What is your name?
Nathaniel Tarn
What years were you in Borneo?
2005 – for 2 months
What areas of Borneo were you in?
Much of Sarawak & Sabah
What brought you to Borneo?
I volunteered as an anthropologist to work with the Borneo Project on the relation of Indigenous problems to environmental problems. But, as a poet, I also wanted to see the country. I had always found photographs of the people, the art, the material culture and the landscapes exceedingly beautiful.
How have your experiences in Borneo impacted your life outside of Borneo?
I have the Sarawak flag hanging on my bedroom door. It reminds me every night if I need it.
What do you think people in the US who have never been to Borneo should know about it?
Its beauty, its history and its huge environmental value, which is in major danger of being destroyed in part or in total.
Who was the most memorable person you met in Borneo, why?
My colleague on the Project’s project (in photo).
Do you have a story or experience you would like to share with us?
My colleague’s tragically unexpected death close to the start of our work. The story is briefly told as a post face to the title poem of “Ins and Outs of the Forest Rivers” published by New Directions in New York in 2008. A French edition is just out from Vif Editions in Paris. Click here to check out “Ins and Outs of Forest Rivers“.
——
Nathaniel Tarn Bio
Nathaniel Tarn is an American poet who was born in 1928 in Paris and educated in France, Belgium, England and the U.S. He obtained degrees from Cambridge, the Sorbonne and Chicago. He emigrated to the United States in 1970, where he taught at American universities until his retirement. He now lives just outside Santa Fe, New Mexico.
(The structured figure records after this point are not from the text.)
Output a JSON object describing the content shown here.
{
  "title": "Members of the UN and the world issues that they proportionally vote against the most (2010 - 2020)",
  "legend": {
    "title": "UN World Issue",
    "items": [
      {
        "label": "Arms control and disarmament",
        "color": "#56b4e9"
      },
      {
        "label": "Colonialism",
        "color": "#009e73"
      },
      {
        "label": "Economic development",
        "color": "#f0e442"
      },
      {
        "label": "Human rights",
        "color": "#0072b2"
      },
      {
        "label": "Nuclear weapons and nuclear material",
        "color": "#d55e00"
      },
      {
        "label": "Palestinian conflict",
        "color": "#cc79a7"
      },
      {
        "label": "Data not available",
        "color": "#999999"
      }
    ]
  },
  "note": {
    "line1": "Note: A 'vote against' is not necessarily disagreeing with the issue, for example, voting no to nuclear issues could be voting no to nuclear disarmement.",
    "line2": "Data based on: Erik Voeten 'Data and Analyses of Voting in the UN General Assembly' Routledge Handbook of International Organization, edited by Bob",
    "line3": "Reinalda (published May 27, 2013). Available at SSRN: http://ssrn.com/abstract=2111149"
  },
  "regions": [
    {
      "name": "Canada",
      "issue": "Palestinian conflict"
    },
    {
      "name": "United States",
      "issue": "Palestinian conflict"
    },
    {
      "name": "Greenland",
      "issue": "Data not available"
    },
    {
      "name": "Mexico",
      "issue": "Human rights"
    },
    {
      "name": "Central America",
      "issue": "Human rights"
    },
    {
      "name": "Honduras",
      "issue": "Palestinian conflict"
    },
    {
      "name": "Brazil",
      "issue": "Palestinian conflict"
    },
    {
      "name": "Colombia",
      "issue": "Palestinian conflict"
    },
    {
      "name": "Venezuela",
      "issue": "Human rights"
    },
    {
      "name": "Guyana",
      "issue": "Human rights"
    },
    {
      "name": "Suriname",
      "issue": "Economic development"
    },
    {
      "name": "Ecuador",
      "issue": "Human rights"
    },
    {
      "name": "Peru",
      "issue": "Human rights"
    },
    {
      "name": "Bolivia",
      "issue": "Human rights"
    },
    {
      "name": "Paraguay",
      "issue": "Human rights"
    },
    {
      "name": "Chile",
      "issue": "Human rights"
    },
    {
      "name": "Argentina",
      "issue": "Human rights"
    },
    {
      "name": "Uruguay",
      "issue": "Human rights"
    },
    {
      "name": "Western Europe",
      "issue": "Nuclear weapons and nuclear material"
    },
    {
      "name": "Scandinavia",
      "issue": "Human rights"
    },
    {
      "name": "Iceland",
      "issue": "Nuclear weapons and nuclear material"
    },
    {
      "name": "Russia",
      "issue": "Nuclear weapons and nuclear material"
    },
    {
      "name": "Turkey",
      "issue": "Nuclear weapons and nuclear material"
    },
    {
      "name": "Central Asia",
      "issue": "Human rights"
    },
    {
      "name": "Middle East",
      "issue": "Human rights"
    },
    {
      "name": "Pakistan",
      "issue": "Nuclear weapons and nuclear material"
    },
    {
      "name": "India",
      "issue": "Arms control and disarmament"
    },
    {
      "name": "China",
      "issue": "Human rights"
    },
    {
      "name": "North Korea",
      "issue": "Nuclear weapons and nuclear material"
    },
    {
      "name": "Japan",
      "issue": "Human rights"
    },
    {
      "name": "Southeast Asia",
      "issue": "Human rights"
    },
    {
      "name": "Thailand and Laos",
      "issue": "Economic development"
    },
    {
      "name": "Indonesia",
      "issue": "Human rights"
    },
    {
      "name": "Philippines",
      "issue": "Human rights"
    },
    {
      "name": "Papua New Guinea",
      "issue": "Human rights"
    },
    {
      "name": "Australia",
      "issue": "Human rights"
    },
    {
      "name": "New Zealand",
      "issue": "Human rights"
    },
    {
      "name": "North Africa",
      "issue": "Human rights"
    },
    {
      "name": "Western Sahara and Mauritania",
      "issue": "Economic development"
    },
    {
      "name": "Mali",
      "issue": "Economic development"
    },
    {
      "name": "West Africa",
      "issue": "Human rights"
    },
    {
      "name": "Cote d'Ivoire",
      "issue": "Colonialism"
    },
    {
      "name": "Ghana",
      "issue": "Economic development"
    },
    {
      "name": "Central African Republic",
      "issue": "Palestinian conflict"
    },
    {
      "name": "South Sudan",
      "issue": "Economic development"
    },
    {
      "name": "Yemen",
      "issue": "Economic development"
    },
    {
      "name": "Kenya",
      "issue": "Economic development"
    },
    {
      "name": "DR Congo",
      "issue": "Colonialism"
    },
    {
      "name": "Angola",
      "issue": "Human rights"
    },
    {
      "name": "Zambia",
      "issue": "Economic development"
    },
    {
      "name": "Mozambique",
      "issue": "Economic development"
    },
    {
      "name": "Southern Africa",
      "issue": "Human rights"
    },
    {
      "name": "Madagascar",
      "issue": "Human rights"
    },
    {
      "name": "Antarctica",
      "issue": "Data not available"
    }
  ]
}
Although he is best-known these days as a poet and essayist, he is also an anthropologist, with a particular interest in Highland Maya studies and the sociology of Buddhist institutions, and a translator of the highest order (see above all his versions of Neruda’s The Heights of Macchu Picchu and Stelae by Victor Segalen). His first collection of poetry was Old Savage/Young City (Cape, London, 1964, Random House, New York, 1965). All subsequent books until the 1970s were published in London and New York. In London he was Founding Editor of the remarkable Cape Editions series of seminal modern texts many of them in pioneering translations. He also co-founded the Cape Goliard poetry press.
Among post-1970s publications, major ones were: “A Nowhere for Vallejo” (Cape & Random,1971); “Lyrics for the Bride of God” (New Directions, 1975); “The House of Leaves” (Black Sparrow, 1976); “Atitlan/Alashka” (Brillig Works, 1979); “The Desert Mothers” (Salt-Works, 1984); “At the Western Gates” (Tooth of Time, 1985); “The Architextures” (2000); “Selected Poems 1950 to 2000” (Wesleyan, 2002). “The Beautiful Contradictions” (Cape, Random 1969) is being re-issued by New Directions in 2013.
Among important essay and prose volumes are: “Views from the Weaving Mountain” (U. of New Mexico, 1991); “Scandals in the House of Birds: Priests and Shamans on Lake Atitlan, Guatemala” (Marsilio, 2005) and “The Embattled Lyric: Essays and Conversations in Poetics & Anthropology” (Stanford, 2007).
Tarn’s work is remarkable for expansiveness and its willingness to absorb material from very disparate sources—in this, it owes something to the examples of Pound and Olson, but also a lot to the author’s own anthropological training, his knowledge of other languages and his many interests, in areas such as archaeology.